During the summer of 2015, I analyzed perception data from teachers, staff, and students to identify common themes for the upcoming school year. I also analyzed and disaggregated school outcome data to plan my school counseling program goals. Not only does this information inform my core curriculum, it assists me in identifying topics for small group counseling. In September, I made a list of the most common themes in the data and asked for input from all of the classroom teachers on which students they believed may benefit from participating in a small group with me. I also provided the parents with a school counseling program pamphlet that provides a detailed description of my role as the school counselor in addition to possible small group topics that I can facilitate throughout the school year. By the end of first quarter, I identified students who were recommended by teachers and parents to receive Tier 2 small group support.
Using the ethical guidelines for small group counseling, I conducted three groups beginning in November. The topics addressed were Improving Self-Control for kindergarten and first grade students, Improving Ability to Resolve Conflict Effectively for second grade students and Improving Ability to Work Effectively within a Group and Demonstrate Self-Control for third grade students.
The second series of groups that I offered were based on gaps in academic, attendance, and behavior data. Three Mindful Math Groups were developed to address a gap in the 2014-2015 VA Standards of Learning scores in Math. These groups were tied to the Close the Gap Goal One and used mindfulness and executive functioning skills to support nineteen, fifth grade students. I also created a group to increase the attendance rate for three first grade students. I included three additional students in the group who were having school anxiety due to missing their parent. The three students who were targeted for attendance improved their attendance by 36% during third quarter.

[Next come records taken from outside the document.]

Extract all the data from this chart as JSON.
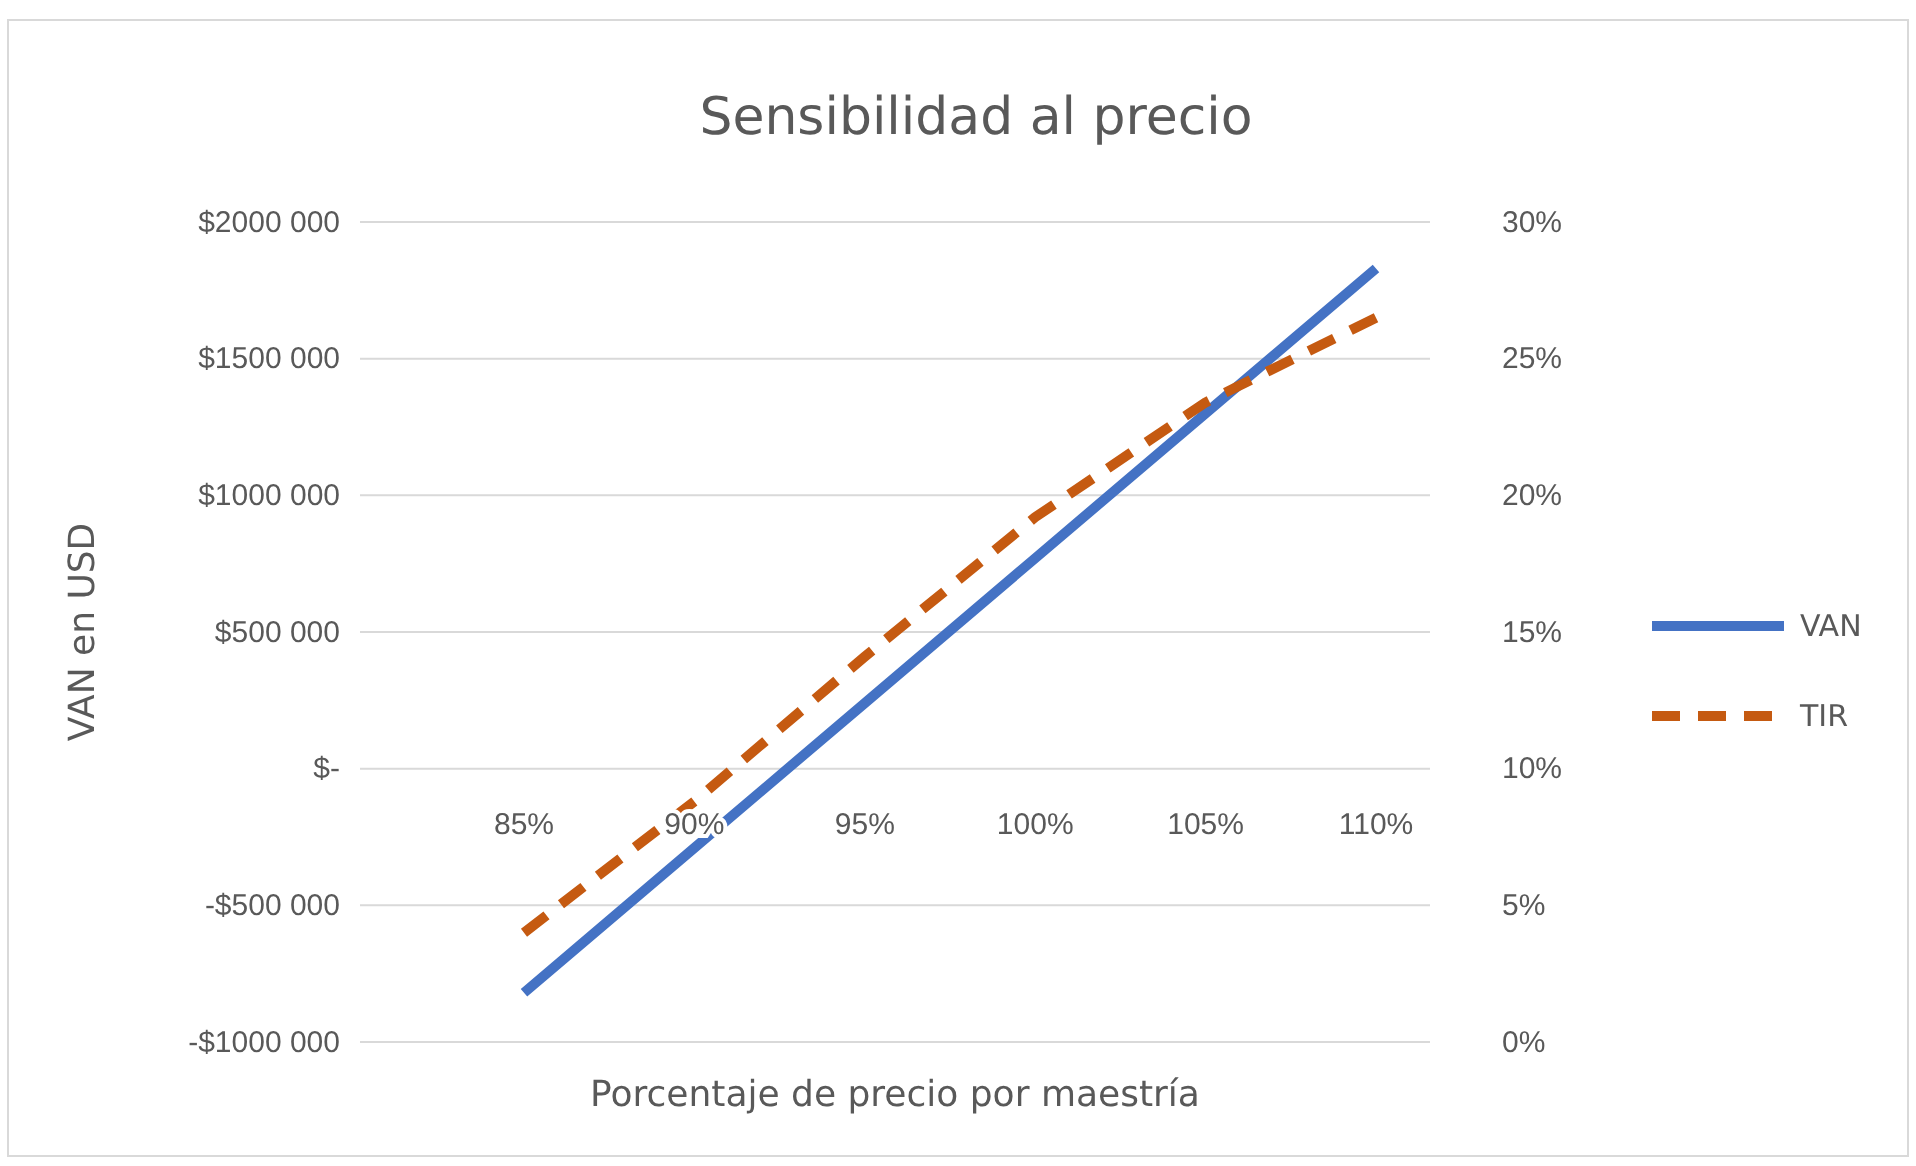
{
  "chart_data": {
    "type": "line",
    "title": "Sensibilidad  al precio",
    "xlabel": "Porcentaje de precio por maestría",
    "ylabel": "VAN en USD",
    "categories": [
      "85%",
      "90%",
      "95%",
      "100%",
      "105%",
      "110%"
    ],
    "series": [
      {
        "name": "VAN",
        "color": "#4472c4",
        "values": [
          -820000,
          -290000,
          240000,
          770000,
          1300000,
          1830000
        ],
        "line_style": "solid"
      },
      {
        "name": "TIR",
        "color": "#c55a11",
        "values": [
          4,
          8.8,
          14.1,
          19.2,
          23.4,
          26.5
        ],
        "line_style": "dashed",
        "axis": "y2"
      }
    ],
    "ylim": [
      -1000000,
      2000000
    ],
    "yticks": [
      {
        "value": -1000000,
        "label": "-$1000 000"
      },
      {
        "value": -500000,
        "label": "-$500 000"
      },
      {
        "value": 0,
        "label": "$-"
      },
      {
        "value": 500000,
        "label": "$500 000"
      },
      {
        "value": 1000000,
        "label": "$1000 000"
      },
      {
        "value": 1500000,
        "label": "$1500 000"
      },
      {
        "value": 2000000,
        "label": "$2000 000"
      }
    ],
    "y2lim": [
      0,
      30
    ],
    "y2ticks": [
      {
        "value": 0,
        "label": "0%"
      },
      {
        "value": 5,
        "label": "5%"
      },
      {
        "value": 10,
        "label": "10%"
      },
      {
        "value": 15,
        "label": "15%"
      },
      {
        "value": 20,
        "label": "20%"
      },
      {
        "value": 25,
        "label": "25%"
      },
      {
        "value": 30,
        "label": "30%"
      }
    ],
    "grid": "y",
    "legend": "right",
    "marker": "none"
  }
}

The small group that I highlighted for the Small Group Responsive Services addressed a gap with behavior-related office visits. I identified eight second grade boys who had the highest number of office visits in the school and designed a program to target increasing their ability to demonstrate self-control and reduce their number of behavior-related office visits. According to a study done in 2012, school and classroom programs that incorporate mind-body practices, such as yoga, have demonstrated positive outcomes for overall well-being, resilience, self-regulation of negative behaviors, academic performance, and test scores (Sprengel & Fritts, 2012). Recent research also suggests that providing yoga within the school curriculum may be an effective way to help students develop self-regulation and mind-body awareness, which could result in positive student outcomes such as improved behavior and academic performance (Butzer, Bury & Telles, 2016).
Based on this research and with the support of the Cherry Run Elementary School community, I decided to facilitate yoga with this group to improve their self-control. I also linked my small group intervention directly to the evidence-based Second Step program that I was using to address Program Goal Two. I witnessed tremendous success with this group! During second quarter the boys visited the office a total of ten times. During third quarter the boys visited the office twice and during fourth quarter, the boys had zero office visits! Based on the success of this group, I plan to integrate yoga into my school counseling program next year. My school administration supported me in attending a Yoga 4 Classrooms training in July 2016, and I recently completed a 95-hour Children’s Yoga Teacher Training. With these newly acquired skills and knowledge I plan to offer staff development on this topic to create systemic change within my school culture that promotes positive behavior. I also plan to address my students’ needs by incorporating yoga into my classroom lessons during the 2016-2017 school year. There are so many ways that yoga can support academic and social/emotional learning and I am excited for the future of my program.
Small groups were successful this year. Next year, I definitely plan to use the suggestions in the ASCA Implementation Guide and design all of my needs assessments using a 4 point Likert scale that address changes in students’ attitudes, knowledge, and/or skills. I will also limit the number ASCA Mindsets and Behaviors that I select and plan to make my questions on my assessments tie directly to the Mindsets and Behaviors in my learning objectives.